Die griechische Regierung könnte das nötige Geld auch anderswo auftreiben. Zum Beispiel erhalten die Reeder die Mehrwertsteuer für Güter, die sie in griechischen Häfen kaufen, zurück - Griechenland unterhält mit über 4000 Schiffen unter griechischer Flagge die größte Handelsflotte der Welt. So gehen dem Staat jährlich etwa 6 Mrd. Euro verloren - die Einsparungen aufgrund des Stabilitätsprogramms werden auf weniger als 5 Mrd. Euro geschätzt. Im vergangenen Jahr zahlten die griechischen Reeder weniger an Steuern als die Immigranten an Gebühren für den Erhalt von GreenCards.

Außerdem haben die Mehrzahl der griechischen Unternehmer ihre Vermögenswerte zu Offshore-Unternehmen nach Zypern transferiert, der Steuersatz beträgt dort 10%. Die griechisch-orthodoxe Kirche ist von jeder Steuer befreit, die Kirche ist die größte Immobilienbesitzerin des Landes, ihr gehören Wälder, Felder, Seen und Tausende von Gebäuden. Die griechischen Unternehmer führen nicht den Betrag an die Sozialversicherung ab, zu dem sie verpflichtet sind. Zu Beginn der Krise haben die griechischen Banken 28 Mrd. Euro aus Steuermitteln bekommen, jetzt spekulieren sie mit den Staatsschulden - die meisten internationalen Spekulanten sind Griechen, Deutsche und Franzosen. Jedes Jahr werden 4% des BIP für die Rüstung ausgegeben, allein 10 Mrd. Euro gehen an die Rüstungsindustrie in den USA und in der EU.

Die Regierung könnte das Geld, das sie braucht, leicht von den Reichen nehmen, sie nimmt es aber lieber von den Armen.

Schließlich dürfen wir die europäische Ebene nicht vergessen. Das soziale Desaster, das die griechische Bevölkerung derzeit erleidet, ist ein Ergebnis der neoliberalen Struktur der europäischen Finanz- und Währungsunion: Es gibt eine gemeinsame Währung ohne gemeinsamen Haushalt, einen europäischen Binnenmarkt ohne Mechanismen der Umverteilung, und einen Stabilitätspakt, der einzig die Profitinteressen im Auge hat. Die Krise zeigt, dass es unmöglich ist, weiter unter den Regeln von Maastricht zu leben.

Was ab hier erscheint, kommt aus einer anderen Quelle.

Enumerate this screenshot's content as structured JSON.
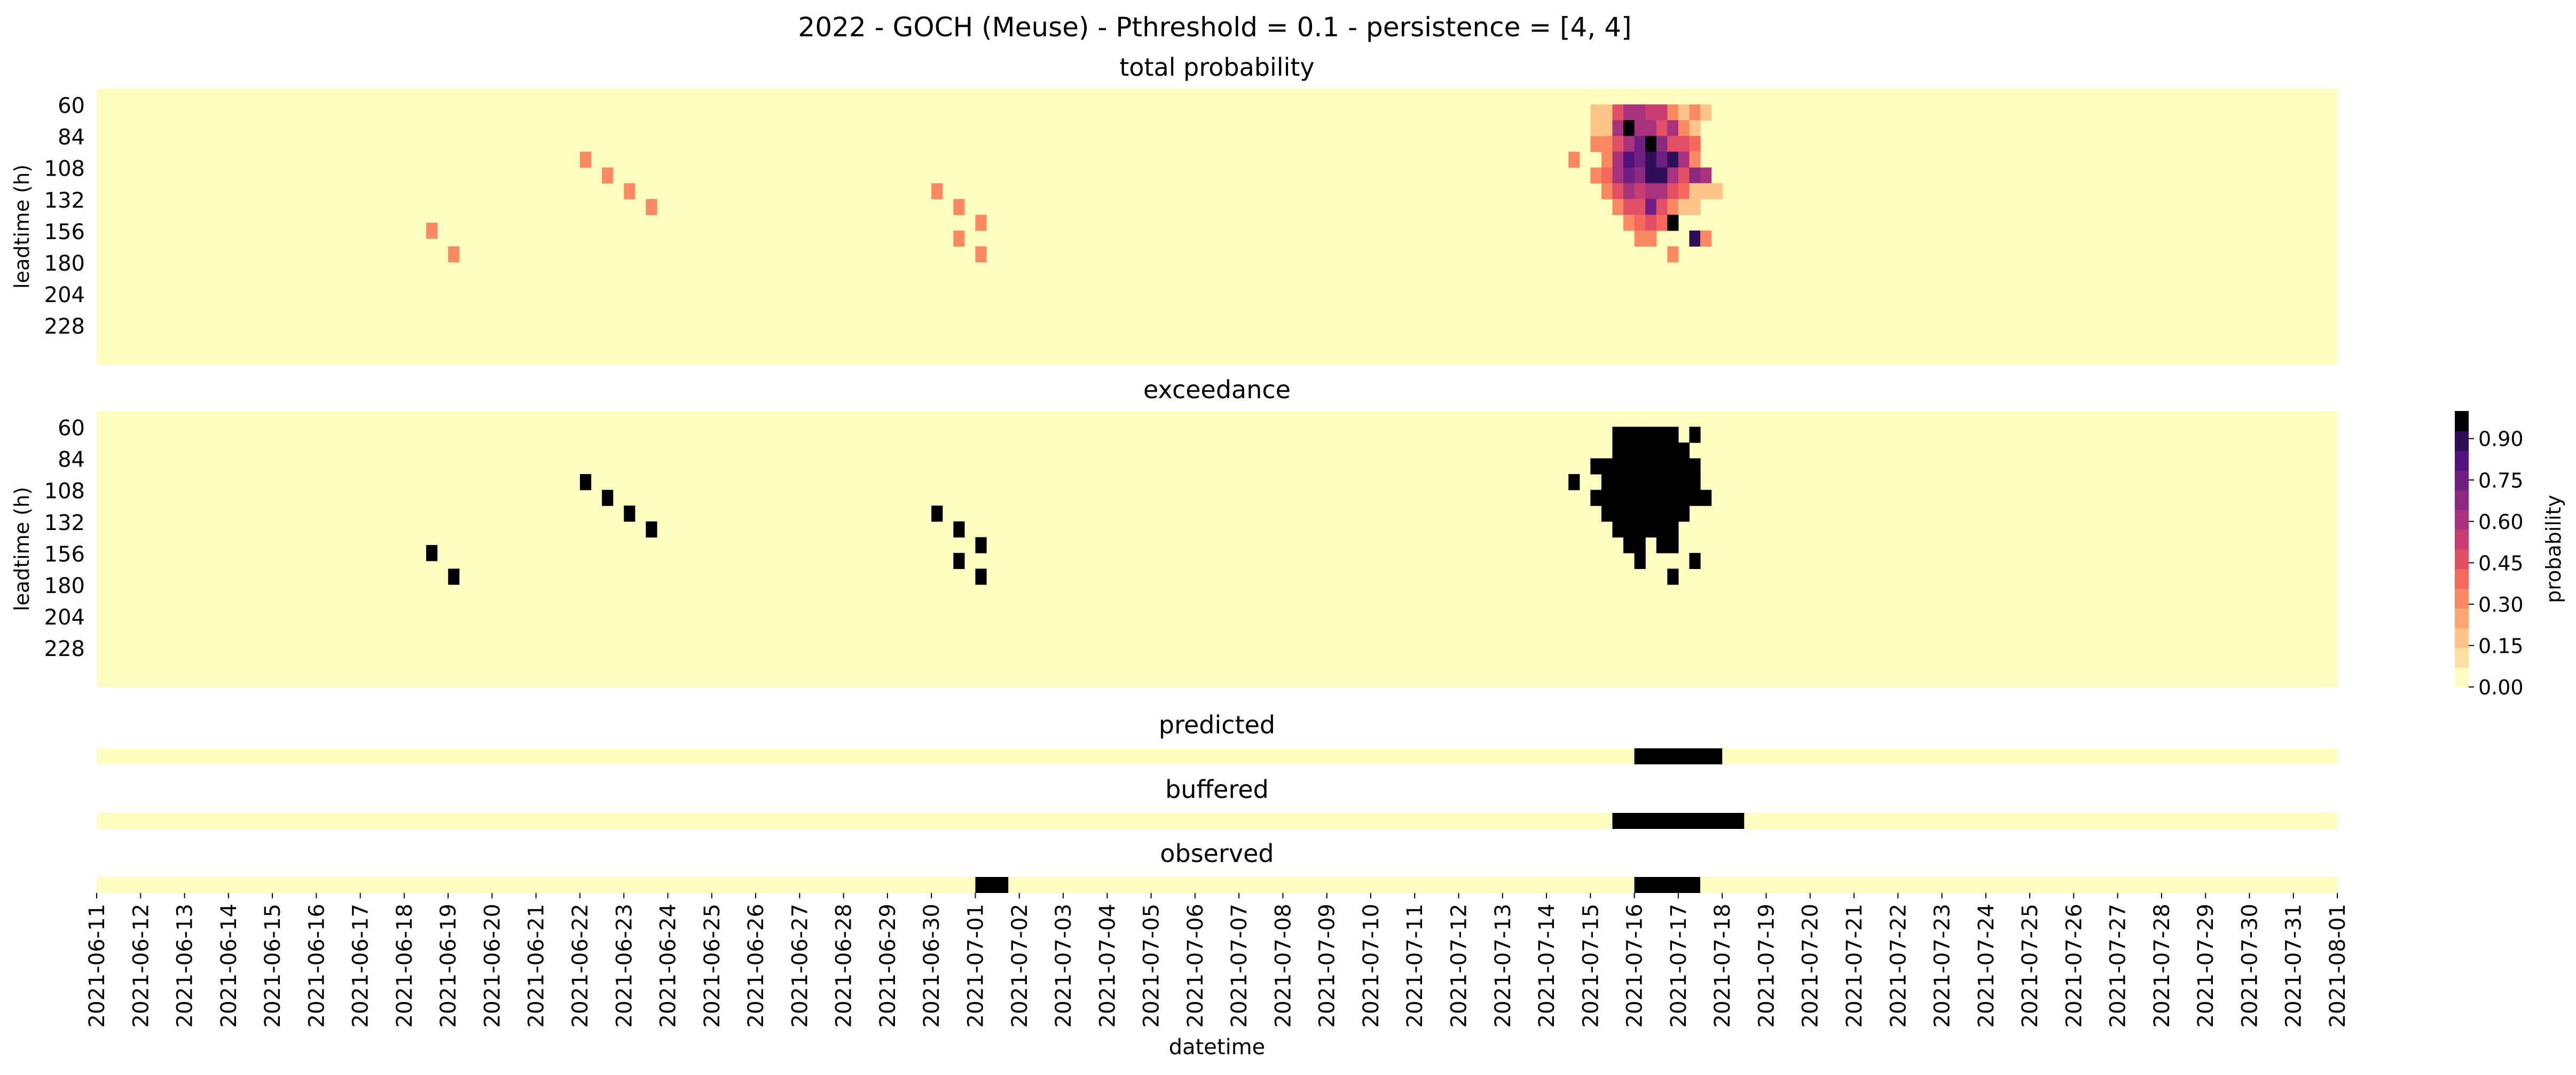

Griechenland war stets ein Land mit großer sozialer Ungleichheit. Die griechische Kaufkraftparität beträgt 92% der Eurozone, die Löhne liegen bei etwa 70%. Vor diesem Hintergrund sind die neuen Sparmaßnahmen einfach nicht tragbar. Nicht nur kann die Bevölkerung mit einem derart reduzierten Einkommen nicht leben, wird der heimische Markt für viele Jahre eingefroren - es gibt auch überhaupt keine Hoffnung auf einen Ausweg aus dem Elend. Das Gefühl der Verzweiflung verschlimmert sich noch unter dem Eindruck, dass wir von den Europäern allein gelassen werden und die sog. EU-Hilfe eine Politik im Stil des IWF ist, die zu einer sozialen Krise führen wird, wie man sie von der Dritten Welt kennt. Zum ersten Mal seit dem Ende des Bürgerkriegs 1949 gibt es derart wenig Hoffnung in der griechischen Gesellschaft.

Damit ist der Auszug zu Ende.